21 juillet 2006


Boisson des voyageurs par excellence, le thé se pare de toutes les apparences pour suivre son admirateur au fil de ses déplacements. Emballé, façonné, compressé, il sait se montrer discret pour mieux dévoiler ses atouts, le moment venu. A l'ombre d'un jardin fleuri de quelque palais du radjahstan ou face à la mer du nord, au creux d'un fjord, observant le ballet incessant des goélands projetant des jeux d'ombres sur la surface irisée de l'eau calme, couleur argent, le "Wanderer" fait étape, délasse sa carcasse fatiguée, profite du silence et tente d'arrêter le temps.
Les précieuses théières sont restées à la maison, comme une invitation au retour. Alors, il sort de son sac de voyage un zhong et quelques grammes de thé qu'il confronte à l'eau locale, parfois avec bonheur.
Il semble ainsi qu'ici mieux qu'ailleurs, le thé ait pris son temps.

6 commentaires:

Lionel a dit…

Très belle évocation, très jolie photo...quel thé as-tu pris le temps de déguster au creux d'un fjord ?

Philippe a dit…

Quelle joie de te retrouver à nouveau sur ton blog Raphaël !
Ta photo apporte un peu de fraîcheur; on en a bien besoin en ce moment...

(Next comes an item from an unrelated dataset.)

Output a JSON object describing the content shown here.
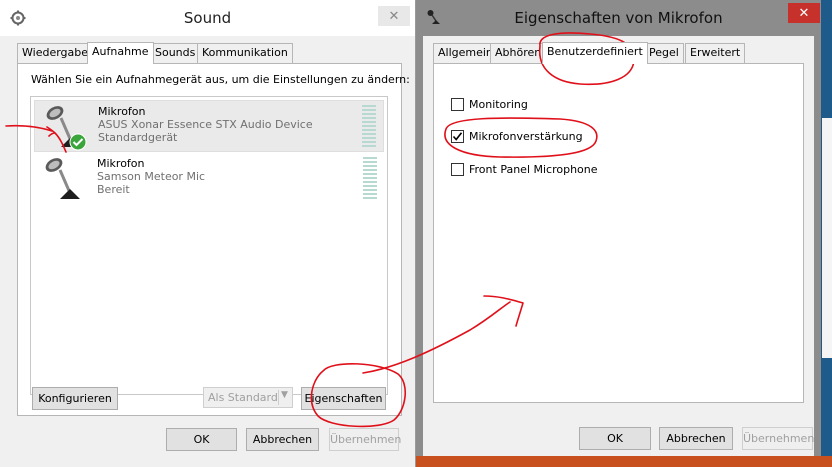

L'eau norvégienne a-t'elle contribué à la réussite de ton thé ? Et même question que Lionel : lequel ?

Raphael a dit…

Je savais que j'étais trop chargé pour éviter au thé la soute à bagages. Je n'ai donc pris qu'un vrac 1993.
J'ai trouvé plus tard du vert.
L'eau était effectivement très bonne, surtout à Trondheim. Un goût fort proche d'une eau passée à la Brita.
Emportez-vous aussi du thé en vadrouille ?

Jeancarmet a dit…

Cubes de Pu-Erh 1987 !

Raphael a dit…
Ce commentaire a été supprimé par un administrateur du blog.
Raphael a dit…

C'est vrai qu'en général, je prends des cubes 87 avec moi.
Cette fois, je voulais changer.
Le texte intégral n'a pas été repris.